Article écrit pour la revue littéraire « Le Traversier », sur le thème du « trompe-l’oeil »
C’était écrit. Inévitable. Inéluctable. Telle une fatalité. Jamais facile de trouver le bon moment pour une rupture, jamais facile d’attendre l’instant pour graver le point final. Peut-être à l’arrivée de cette dernière balade au cœur d’une journée d’hiver. Sur ce chemin boueux, les dernières traces de notre histoire. Le vent, la pluie, peut-être même la neige les effaceront. Seuls quelques souvenirs resteront. Les plus beaux. Forcément.

Nous nous étions rencontrés il y a un peu plus d’un an. Des mois que nous ne nous quittions pratiquement plus. Toujours de mèche, toujours dans les pas l’un de l’autre. Nous avons d’abord appris à nous connaître. Ça a parfois un peu chauffé entre nous. Le temps de s’habituer l’un à l’autre. Et puis très vite, nous avons trouvé nos marques. Jamais lassés de nous enlacer. J’avais trouvé… « chaussure à mon pied ». Une pointure. Depuis, toujours fidèle, elle m’a accompagné. À toutes allures. Parfois lentement, au pas, pour prendre le temps de profiter de chaque seconde, parfois au sprint dans d’effrénées cavalcades pour s’enivrer de vitesse et partir à la quête d’inaccessibles records. Toujours, elle m’a soutenu.
Depuis quelques semaines, les choses avaient changé. L’usure avait commencé son œuvre destructrice. Nous étions sortis de notre confort. J’ai d’abord essayé de faire semblant, essayé de me convaincre que tout allait bien en espérant étirer encore un peu notre histoire. Je voulais y croire. Douce mais vaine illusion. Bien sûr, j’aurais pu encore prolonger un peu cette aventure. Bien sûr, je regrette de ne pas avoir pris suffisamment soin d’elle. Nous aurions pu faire encore un peu de chemin. Ensemble. Peut-être aurions-nous gagné quelques semaines. Peut-être même quelques mois. Mais à quoi bon ? Je savais au plus profond de moi que nous arrivions au bout de notre route.
Alors voilà c’est fini. C’est la vie. » Il faut tourner la page… Changer de paysage, Le pied sur une berge, Vierge », chantait Nougaro.

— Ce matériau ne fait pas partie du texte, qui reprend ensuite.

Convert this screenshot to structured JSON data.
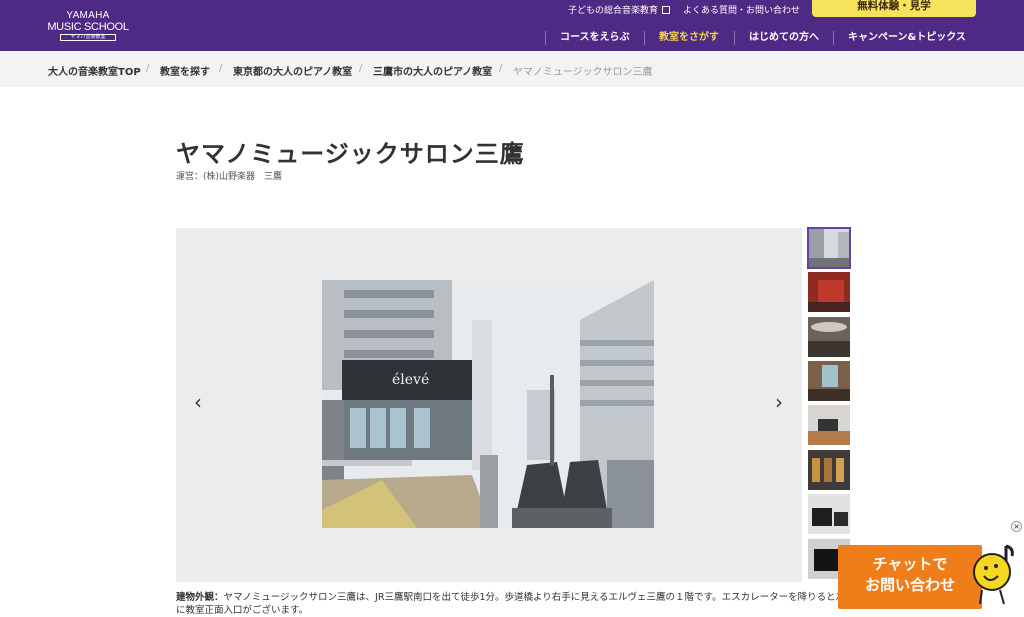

Toutes les belles histoires ont une fin, paraît-il. Alors, le temps est venu de se dire adieu. Peut-être nous retrouverons-nous un jour pour une petite marche. Sans lendemain. Comme avant. Ou presque. L’insouciance de nos premiers pas ne reviendra pas. Je le sais.
Aujourd’hui, tous les sentiments se mêlent. Une nouvelle histoire a commencé. Dès que je l’ai aperçue, encore dans sa petite « boite » telle une chrysalide sur le point de déployer ses ailes de papillon, elle m’a séduit. Telle une évidence. Plus jeune, pleine de vitalité. Le temps n’a pas encore laissé ses empreintes. Ensemble, nous partirons découvrir de nouvelles routes, de nouveaux chemins, de nouveaux espaces. Ensemble, nous laisserons de nouvelles traces. Ensemble, nous partagerons de belles aventures. Intenses. Forcément.
Voilà… j’ai une nouvelle paire de chaussures.